The reason for emphasizing the size of genes in my post is to remind people that almost half of the genome is genes and that means about half of the genome will be transcribed frequently. It's to counter that false notion that stupid molecular biologists thought that only exons were transcribed.

People with a degree in physics (Philip Ball) may have been surprised to learn that introns were transcribed but that's his problem.

Larry Moran said...

@Gregory Morgan I found a notice that Philip Ball is giving a Zoom talk on Nov.6th sponsored by "The Center for Science Writings" at Stevens.

The title of the talk is "Beyond the Gene" and here's the blurb: "Acclaimed science writer Philip Ball will discuss his book “How Life Works: A User’s Guide to the New Biology,” which explores scientific challenges to gene-centric biology and argues for a bold new vision of life. Bestselling author Siddhartha Mukherjee, MD, says Ball’s book “has exciting implications for the future of biology. I could not put it down."

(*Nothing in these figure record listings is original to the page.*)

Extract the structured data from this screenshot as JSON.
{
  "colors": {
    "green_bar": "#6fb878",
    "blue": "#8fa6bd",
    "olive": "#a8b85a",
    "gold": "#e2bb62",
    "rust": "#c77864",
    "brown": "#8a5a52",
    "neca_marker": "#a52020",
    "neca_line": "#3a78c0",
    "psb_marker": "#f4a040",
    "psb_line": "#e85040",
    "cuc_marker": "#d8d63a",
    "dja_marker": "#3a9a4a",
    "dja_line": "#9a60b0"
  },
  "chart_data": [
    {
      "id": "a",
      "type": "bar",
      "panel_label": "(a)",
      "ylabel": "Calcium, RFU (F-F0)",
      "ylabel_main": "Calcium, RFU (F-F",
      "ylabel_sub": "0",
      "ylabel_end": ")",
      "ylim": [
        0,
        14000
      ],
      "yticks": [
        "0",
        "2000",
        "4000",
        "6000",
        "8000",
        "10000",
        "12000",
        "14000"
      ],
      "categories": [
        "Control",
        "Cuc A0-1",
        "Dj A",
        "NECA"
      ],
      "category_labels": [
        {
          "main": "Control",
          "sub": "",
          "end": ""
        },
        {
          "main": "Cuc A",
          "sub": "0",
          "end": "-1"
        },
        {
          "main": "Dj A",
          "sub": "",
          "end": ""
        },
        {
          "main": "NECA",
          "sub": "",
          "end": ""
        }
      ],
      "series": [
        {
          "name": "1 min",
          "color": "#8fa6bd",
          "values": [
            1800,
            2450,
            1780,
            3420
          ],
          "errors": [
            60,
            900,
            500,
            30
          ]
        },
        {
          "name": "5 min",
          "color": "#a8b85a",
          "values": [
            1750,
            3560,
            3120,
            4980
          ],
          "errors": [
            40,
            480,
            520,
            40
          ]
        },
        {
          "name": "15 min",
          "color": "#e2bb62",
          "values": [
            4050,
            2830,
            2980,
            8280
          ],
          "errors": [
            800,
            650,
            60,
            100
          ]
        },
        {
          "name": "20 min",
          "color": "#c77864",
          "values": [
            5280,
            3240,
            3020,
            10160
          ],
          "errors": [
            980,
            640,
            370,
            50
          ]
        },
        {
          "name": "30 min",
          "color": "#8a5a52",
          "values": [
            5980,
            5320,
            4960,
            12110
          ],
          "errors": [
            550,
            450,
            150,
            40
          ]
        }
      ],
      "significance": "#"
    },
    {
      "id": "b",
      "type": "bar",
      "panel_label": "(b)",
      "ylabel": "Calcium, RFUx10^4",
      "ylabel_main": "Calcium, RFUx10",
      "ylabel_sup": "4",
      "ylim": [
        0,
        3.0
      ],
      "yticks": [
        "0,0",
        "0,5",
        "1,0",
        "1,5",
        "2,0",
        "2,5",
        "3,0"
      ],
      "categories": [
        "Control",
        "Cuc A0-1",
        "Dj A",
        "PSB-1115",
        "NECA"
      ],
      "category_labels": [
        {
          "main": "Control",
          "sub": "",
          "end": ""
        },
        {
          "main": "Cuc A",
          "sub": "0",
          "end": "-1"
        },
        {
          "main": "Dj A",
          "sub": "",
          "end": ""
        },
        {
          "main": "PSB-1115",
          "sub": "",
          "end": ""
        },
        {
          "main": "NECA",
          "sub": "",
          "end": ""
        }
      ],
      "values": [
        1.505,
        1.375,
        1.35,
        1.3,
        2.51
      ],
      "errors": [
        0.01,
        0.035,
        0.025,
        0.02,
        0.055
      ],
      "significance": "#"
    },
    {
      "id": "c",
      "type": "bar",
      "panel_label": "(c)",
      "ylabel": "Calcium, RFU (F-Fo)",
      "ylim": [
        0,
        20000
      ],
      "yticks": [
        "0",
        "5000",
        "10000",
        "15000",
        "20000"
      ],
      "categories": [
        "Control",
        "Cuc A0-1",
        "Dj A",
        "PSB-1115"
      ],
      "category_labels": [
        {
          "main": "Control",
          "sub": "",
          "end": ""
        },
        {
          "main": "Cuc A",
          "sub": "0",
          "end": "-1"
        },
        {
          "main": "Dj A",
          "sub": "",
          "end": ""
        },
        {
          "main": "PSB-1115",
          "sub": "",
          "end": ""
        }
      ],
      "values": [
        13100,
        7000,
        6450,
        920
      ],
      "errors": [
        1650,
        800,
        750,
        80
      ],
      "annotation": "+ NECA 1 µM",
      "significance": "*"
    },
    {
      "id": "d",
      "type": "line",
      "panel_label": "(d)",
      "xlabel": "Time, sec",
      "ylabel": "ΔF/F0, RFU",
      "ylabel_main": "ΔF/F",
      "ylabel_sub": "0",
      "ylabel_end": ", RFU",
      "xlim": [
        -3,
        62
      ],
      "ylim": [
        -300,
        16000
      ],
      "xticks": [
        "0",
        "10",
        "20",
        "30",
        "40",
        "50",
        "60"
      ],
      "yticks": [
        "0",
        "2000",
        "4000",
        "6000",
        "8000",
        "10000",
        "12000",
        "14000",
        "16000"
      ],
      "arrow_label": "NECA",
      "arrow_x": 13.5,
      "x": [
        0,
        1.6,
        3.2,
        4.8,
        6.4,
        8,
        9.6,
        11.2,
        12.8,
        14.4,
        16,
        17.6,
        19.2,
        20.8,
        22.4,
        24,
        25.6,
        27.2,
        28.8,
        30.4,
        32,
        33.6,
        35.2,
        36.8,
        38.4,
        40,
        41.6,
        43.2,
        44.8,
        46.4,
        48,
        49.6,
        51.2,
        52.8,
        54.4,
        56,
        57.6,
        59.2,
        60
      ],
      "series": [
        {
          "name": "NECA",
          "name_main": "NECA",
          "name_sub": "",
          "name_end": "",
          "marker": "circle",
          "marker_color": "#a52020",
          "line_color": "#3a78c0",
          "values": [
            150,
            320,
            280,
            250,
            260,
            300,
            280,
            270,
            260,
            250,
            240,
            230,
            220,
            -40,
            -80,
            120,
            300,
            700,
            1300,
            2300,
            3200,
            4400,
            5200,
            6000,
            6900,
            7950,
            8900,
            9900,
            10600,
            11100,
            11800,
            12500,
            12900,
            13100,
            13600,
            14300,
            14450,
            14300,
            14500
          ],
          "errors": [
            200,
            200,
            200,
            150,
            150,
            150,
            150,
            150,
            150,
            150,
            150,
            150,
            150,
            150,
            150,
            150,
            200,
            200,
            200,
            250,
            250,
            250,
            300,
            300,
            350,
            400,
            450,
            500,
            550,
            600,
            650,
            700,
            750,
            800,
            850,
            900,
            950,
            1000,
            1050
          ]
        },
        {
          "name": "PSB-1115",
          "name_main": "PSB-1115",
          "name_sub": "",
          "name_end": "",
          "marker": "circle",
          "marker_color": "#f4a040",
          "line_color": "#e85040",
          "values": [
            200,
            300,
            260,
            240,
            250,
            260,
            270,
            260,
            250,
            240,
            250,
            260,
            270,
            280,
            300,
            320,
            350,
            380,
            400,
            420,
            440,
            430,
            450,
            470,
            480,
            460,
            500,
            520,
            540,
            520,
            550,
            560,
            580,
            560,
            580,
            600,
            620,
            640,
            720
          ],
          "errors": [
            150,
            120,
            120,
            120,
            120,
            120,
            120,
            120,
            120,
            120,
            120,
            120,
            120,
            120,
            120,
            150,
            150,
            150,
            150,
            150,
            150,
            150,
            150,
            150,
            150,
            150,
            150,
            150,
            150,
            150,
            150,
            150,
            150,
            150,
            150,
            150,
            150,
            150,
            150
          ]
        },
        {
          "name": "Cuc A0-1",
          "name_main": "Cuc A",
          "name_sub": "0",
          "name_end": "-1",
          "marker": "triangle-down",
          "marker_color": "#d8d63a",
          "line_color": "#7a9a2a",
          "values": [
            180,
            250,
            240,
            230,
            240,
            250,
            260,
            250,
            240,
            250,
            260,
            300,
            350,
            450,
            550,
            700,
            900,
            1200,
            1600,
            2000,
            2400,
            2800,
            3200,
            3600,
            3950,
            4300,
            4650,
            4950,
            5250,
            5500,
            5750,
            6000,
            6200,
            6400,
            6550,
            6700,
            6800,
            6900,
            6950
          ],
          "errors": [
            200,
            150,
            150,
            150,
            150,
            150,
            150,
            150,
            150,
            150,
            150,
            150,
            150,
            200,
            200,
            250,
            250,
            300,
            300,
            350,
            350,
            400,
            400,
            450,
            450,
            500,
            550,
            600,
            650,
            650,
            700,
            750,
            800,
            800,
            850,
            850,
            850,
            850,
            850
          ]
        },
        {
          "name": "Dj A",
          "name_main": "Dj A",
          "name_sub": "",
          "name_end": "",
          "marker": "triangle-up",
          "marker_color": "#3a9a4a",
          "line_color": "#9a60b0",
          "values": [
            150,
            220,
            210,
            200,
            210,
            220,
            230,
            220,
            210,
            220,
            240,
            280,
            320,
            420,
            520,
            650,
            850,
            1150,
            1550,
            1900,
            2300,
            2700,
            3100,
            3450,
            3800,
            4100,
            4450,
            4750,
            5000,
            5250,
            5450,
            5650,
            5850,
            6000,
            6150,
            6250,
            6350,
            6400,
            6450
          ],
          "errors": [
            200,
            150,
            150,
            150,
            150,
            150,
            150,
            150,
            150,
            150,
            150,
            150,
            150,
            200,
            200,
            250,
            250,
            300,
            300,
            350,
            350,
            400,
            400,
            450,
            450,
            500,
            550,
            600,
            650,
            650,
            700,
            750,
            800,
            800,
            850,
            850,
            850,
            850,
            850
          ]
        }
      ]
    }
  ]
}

I assume the professors at the center for science writings think that Philip Ball is an example of a good science writer. That's sad and their students will suffer if they can't tell the difference between good and bad science writing. However, it's not surprising since the director of the center is John Horgan and he is a big fan of Philip Ball. You might recall that Horgan and I had a discussion about this on Facebook where Horgan said, "Ball is one of the most meticulous, precise science writers out there. He is the antithesis of hypey, "dumb-it-down" reporting. He is MUCH more credible than you are, Laurence."

Ted said...

Since non-experts find exons and introns unnecessarily difficult to remember, I propose calling them "genelets" and "junklets." Genes consists of genelets separated by junklets, but the junklets are much longer. Since the entire gene, including junklets, is transcribed, there is extensive transcription, but most of the gemone is still junk.

John Harshman said...

As long as we're coining terms, maybe it would be more exciting if you started talking about the junkome.

Graham Jones said...

A long time ago I saw an analogy between introns and adverts which interrupted news stories.

Nice idea John, but ...
https://uncommondescent.com/junk-dna/you-knew-this-had-to-happen-junkomics/


John Harshman said...

Graham, sounds like an interesting paper. Unfortunately, the link is broken. Do you know the actual reference? And does the real paper refer to "junkomics"?

Graham Jones said...

A bit of digging suggests the author was Pawan K. Dhar, but i don't know which paper.